Certains médecins pourraient également être tentés de ne pas considérer comme négligeable l'accord MG-France - CNAM qui, ne cesse de proclamer Elisabeth Guigou, représente, la première année, une augmentation des recettes de 350 euros par mois et par généraliste (soit un peu plus de 175 euros par mois de revenus supplémentaires, frais déduits).
Enfin la CSMF et le SML doivent se méfier du procès en sorcellerie politique qui commence à être instruit à leur encontre par le gouvernement. Et qui s'appuie, notamment, sur le fait que le Dr Claude Maffioli, président de la CSMF, est adjoint au maire (divers droite) de Reims et nourrirait l'ambition de se présenter aux élections législatives dans la Marne. L'accusation portée par la majorité est pour le moins hâtive : reprochait-on aux praticiens en 1997, lorsqu'ils se mobilisaient contre le plan Juppé, d'être des séides du Parti socialiste ? Mais elle peut faire mal.
Le gouvernement : un feu croisé de critiques
Le soulagement manifesté par Elisabeth Guigou lorsqu'elle a commenté, la semaine dernière, sur France 2, l'accord qui venait d'être signé, ne saurait faire illusion. Le gouvernement n'a pas réussi à dissiper le malaise des professionnels de santé. La grève des gardes continue et les professionnels devraient descendre dans la rue pour manifester leur mécontentement, au mois de mars, juste avant ou juste après l'annonce de la candidature de Lionel Jospin. Le gouvernement va se retrouver sous le feu croisé des critiques. Certains l'accuseront d'avoir affiché à l'égard des médecins une superbe indifférence et de ne pas avoir pris la mesure de leur mécontentement. D'autres lui intenteront un procès en procrastination, lui reprochant d'avoir différé en matière de santé, tout comme en matière de retraite, des réformes indispensables.
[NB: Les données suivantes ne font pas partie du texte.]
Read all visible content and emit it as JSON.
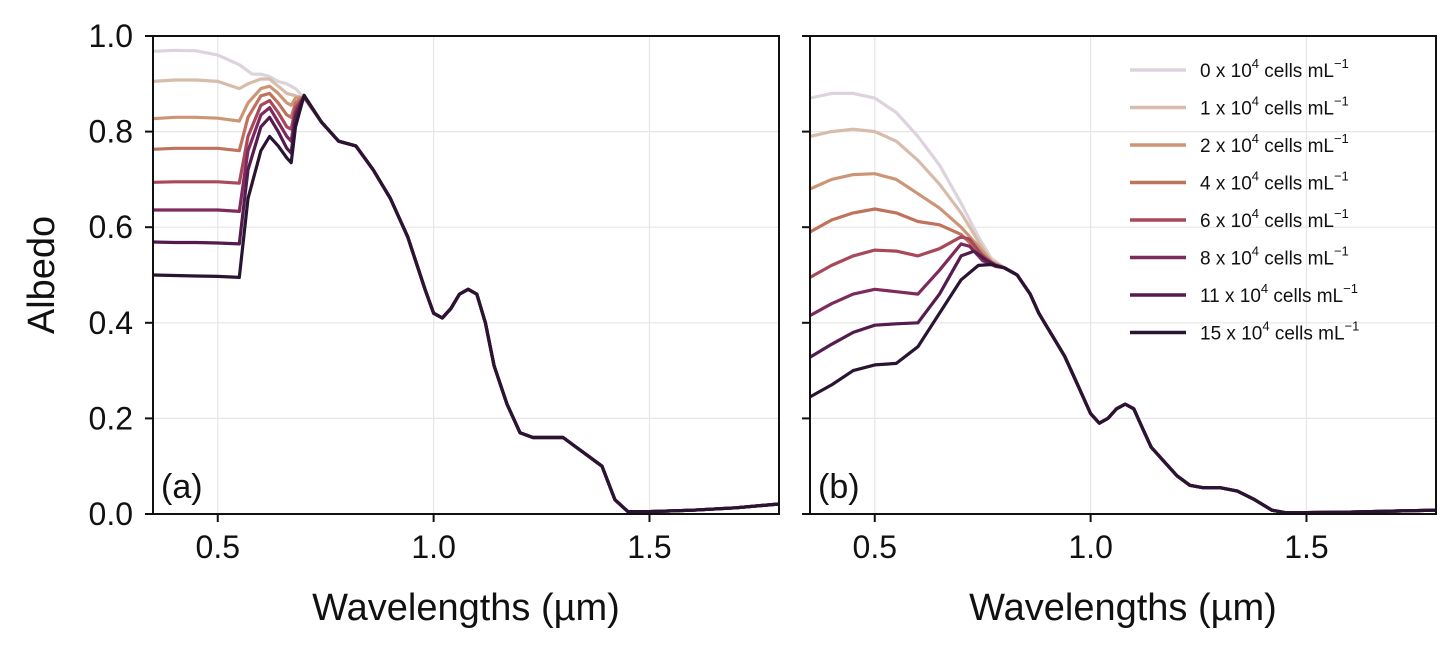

Assommée par son échec électoral en Avignon, accablée par les censures successives du Conseil constitutionnel, visée par les réquisitoires rétroactifs contre la loi sur la présomption d'innocence, Elisabeth Guigou n'avait pas besoin de ce conflit avec les médecins qui fait pâlir un peu plus son étoile au firmament de la politique.
L'opposition : l'accusation d'incohérence
La droite a fait son miel du conflit de généralistes. Elle serait inspirée de faire preuve d'une certaine réserve à cet égard. A trop surfer sur la vague des blouses blanches, elle s'expose à un double grief : celui d'avoir la mémoire courte - il n'y a pas si longtemps, c'était contre elle que défilaient les médecins - et celui de faire preuve d'une certaine irresponsabilité en matière d'équilibre des comptes sociaux. Certains paraissent l'avoir compris, tel le tout nouveau premier ministrable Jean-Pierre Raffarin, qui s'est contenté de lâcher un commentaire prudent sur le thème de l'accord qui va dans le bon sens mais qui demeure insuffisant.